Lotus Development Corp. says Raven will ship midyear and has been in private beta testing with 20 customers for the past month. Lotus didn't demo anything markedly different from when the company first showed Raven in October. Perhaps a packed conference session showed where interest really lies.
Questions after the session focused solely on operational processes and not technology.
"The tools don't matter," said Adrian Poplawski, a network analyst for the Canadian International Development Agency. "Knowledge management is 90% a process problem and 10% a technology issue."
Outgoing CEO Jeff Papows circulated among the Lotus faithful last week extending his thanks and saying good-bye. But he could not escape questions as to why he is leaving.
Papows again denied that newspaper accounts of him exaggerating his military and educational exploits and allegations brought in a sexual harassment suit were connected to his departure.
"The company is at its peak of product and business strength," Papows said, noting he is leaving at a time when his departure will cause the least disruption. Papows' successor, Al Zollar, stayed in the background for most of the show, though he did give closing remarks. Zollar takes over next week.
Putting fannies in the seats
Continuing its string of strong fourth quarters, Lotus officials said they added 8.5 million seats of Notes/Domino in the last three months of 1999. The total of 22 million seats for the year beat projections by three million. Lotus now has 56 million seats.
Trick or treat
Although Lotus sold some 160,000 seats of cc:Mail last year, sales will end for good on Halloween. Support and maintenance will cease at year-end, and code fixes will halt on Jan. 31, 2001.
After announcing new pricing models for Notes/Domino, Lotus failed to talk dollar amounts.
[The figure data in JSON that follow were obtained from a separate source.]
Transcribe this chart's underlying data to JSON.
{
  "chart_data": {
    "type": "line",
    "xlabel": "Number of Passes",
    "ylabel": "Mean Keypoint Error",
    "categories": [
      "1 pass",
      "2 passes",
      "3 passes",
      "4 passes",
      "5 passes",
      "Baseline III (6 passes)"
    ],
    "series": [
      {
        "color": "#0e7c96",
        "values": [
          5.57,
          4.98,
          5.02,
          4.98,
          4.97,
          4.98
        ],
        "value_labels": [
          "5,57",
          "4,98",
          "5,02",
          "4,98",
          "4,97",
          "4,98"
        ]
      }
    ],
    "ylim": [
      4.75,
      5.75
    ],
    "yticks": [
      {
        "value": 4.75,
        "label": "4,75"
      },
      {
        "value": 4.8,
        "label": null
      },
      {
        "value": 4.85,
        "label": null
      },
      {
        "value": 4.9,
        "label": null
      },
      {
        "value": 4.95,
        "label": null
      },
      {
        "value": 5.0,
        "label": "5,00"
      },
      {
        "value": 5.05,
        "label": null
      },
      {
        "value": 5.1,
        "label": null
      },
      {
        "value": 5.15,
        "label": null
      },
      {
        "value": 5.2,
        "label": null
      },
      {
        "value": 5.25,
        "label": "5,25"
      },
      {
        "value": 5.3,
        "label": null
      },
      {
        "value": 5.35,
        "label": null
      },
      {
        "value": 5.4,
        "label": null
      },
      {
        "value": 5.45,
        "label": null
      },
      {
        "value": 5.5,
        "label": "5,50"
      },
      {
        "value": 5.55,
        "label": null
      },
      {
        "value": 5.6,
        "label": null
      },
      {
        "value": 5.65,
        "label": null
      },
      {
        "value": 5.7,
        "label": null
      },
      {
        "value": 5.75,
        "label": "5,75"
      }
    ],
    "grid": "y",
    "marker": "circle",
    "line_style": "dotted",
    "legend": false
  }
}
Rest assured, Lotus officials said, the numbers will come at the end of this quarter on six new options all built on top of the existing Corporate Enterprise Option, which includes basic messaging, calendars and other features.
One new pricing tier will add Sametime and QuickPlace. Other tiers tack on pervasive messaging (mobile services), e-Apps (workflow, WebSphere), document management and search, and distributed learning.